Executive Functioning Skills Don’t Grow on Trees

Yesterday, the band director’s text alert system let me know that the permission slip for the upcoming band competition was coming home today, as well as something about a spring trip to Washington DC (…yikes…). When The Boy came home, I searched his backpack. Nothing. I replied to the band director’s text – “Could you email it to me?” he said he could.

Last week, the science teacher, from the same text alert system, let me know that progress reports were coming home. Looked in the backpack. Nothing.

And you know that there is still math work floating around in that thing, but I have been told that it is not homework, and that it will be worked on in school, so I don’t touch it.

And there goes last week’s reading log floating by…

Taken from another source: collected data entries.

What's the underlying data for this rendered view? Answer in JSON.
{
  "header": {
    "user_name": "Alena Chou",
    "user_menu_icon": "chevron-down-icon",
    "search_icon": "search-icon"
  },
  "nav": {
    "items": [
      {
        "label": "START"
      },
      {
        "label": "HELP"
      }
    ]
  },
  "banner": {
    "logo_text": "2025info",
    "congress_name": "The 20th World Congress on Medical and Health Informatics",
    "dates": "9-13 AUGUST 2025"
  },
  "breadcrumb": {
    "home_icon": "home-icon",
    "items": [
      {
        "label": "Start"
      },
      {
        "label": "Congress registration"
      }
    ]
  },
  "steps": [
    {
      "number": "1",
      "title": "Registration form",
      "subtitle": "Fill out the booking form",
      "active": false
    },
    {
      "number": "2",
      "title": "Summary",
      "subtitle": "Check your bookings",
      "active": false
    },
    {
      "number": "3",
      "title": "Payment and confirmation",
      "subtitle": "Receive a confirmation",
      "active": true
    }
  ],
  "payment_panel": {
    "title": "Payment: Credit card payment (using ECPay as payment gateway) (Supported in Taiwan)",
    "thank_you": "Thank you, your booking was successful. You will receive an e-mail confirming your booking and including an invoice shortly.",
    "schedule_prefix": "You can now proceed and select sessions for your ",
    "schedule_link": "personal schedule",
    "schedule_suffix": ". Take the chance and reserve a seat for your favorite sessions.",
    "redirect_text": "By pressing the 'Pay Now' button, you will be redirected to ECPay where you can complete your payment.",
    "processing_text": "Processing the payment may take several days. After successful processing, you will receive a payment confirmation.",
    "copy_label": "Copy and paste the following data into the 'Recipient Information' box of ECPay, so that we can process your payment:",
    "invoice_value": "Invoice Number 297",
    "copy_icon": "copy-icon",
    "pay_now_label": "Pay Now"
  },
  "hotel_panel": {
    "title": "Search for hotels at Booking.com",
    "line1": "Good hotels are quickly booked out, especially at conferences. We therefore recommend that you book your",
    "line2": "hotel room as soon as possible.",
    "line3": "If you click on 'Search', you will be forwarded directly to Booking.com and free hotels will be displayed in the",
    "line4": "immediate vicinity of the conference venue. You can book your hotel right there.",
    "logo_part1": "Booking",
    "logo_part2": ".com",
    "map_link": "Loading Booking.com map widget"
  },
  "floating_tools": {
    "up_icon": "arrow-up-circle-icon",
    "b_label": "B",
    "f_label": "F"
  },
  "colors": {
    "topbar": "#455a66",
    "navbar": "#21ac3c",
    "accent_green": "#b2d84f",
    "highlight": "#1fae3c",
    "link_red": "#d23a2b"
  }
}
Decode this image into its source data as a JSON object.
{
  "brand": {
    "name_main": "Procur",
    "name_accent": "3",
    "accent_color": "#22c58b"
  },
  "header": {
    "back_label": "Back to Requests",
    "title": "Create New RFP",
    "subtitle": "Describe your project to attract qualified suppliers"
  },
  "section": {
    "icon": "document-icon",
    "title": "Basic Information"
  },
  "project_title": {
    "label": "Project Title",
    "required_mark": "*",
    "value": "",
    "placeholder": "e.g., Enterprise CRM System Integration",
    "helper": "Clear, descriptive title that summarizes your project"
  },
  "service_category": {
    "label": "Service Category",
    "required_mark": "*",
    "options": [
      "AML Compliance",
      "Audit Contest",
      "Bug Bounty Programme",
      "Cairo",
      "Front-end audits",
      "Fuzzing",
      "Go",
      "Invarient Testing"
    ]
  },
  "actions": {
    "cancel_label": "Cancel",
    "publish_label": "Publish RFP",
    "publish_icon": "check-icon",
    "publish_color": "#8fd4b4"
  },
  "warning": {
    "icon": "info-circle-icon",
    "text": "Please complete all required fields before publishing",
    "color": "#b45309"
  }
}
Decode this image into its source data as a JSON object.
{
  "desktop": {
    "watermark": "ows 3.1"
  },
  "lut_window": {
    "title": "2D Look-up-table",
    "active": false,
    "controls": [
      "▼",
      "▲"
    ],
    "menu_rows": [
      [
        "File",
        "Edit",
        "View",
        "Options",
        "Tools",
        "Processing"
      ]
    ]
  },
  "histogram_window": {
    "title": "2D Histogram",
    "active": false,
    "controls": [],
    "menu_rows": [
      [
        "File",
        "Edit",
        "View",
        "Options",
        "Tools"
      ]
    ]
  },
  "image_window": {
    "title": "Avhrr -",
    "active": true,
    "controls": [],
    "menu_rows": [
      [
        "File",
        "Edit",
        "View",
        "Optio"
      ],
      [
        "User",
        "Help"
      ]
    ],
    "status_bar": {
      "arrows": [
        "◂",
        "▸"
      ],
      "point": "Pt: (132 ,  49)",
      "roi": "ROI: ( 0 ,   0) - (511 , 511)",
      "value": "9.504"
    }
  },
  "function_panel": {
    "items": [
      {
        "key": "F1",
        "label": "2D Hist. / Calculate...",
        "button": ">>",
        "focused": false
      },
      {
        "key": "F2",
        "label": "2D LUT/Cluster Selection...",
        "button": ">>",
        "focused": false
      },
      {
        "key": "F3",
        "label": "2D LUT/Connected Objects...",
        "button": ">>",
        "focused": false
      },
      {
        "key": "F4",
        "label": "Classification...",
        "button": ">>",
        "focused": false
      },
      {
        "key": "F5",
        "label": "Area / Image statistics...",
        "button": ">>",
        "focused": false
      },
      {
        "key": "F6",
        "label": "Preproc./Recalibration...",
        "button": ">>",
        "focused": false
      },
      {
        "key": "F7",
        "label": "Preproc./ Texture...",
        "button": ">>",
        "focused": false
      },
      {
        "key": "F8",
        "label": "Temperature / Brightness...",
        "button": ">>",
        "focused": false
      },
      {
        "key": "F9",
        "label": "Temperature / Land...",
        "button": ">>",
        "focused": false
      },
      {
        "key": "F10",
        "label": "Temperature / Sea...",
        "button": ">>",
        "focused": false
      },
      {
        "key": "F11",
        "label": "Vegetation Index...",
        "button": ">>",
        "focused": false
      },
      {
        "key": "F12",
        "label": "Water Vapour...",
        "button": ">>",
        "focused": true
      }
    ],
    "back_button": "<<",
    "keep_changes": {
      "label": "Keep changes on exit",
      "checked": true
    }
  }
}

_Oh, look, Honey, there's an executive functioning skill tree! Let's pick up some organization, working memory, and focus on the way home!This type of lack of organization has to do with executive functioning skills, often a deficit for kiddos on the spectrum, and many with ADHD. Without assistance and support, and regular lessons and routines to help them get their stuff together, they continue to not bring things home-bring the wrong things home-not turn stuff in.

Considering that The Boy is not verbal about school either, this becomes a real issue. Like when I find out about a band concert two nights before (do his pants even fit??). So, I kinda need to know about any kind of trip that is leaving the state.

Before his program was annihilated, he had an opportunity at the beginning and end of the day to check in with his ASD teacher to make sure he had what he needed, and turn in anything. It is evident that that support has not been replaced.

And I kinda need the staff to do something about this. Yesterday.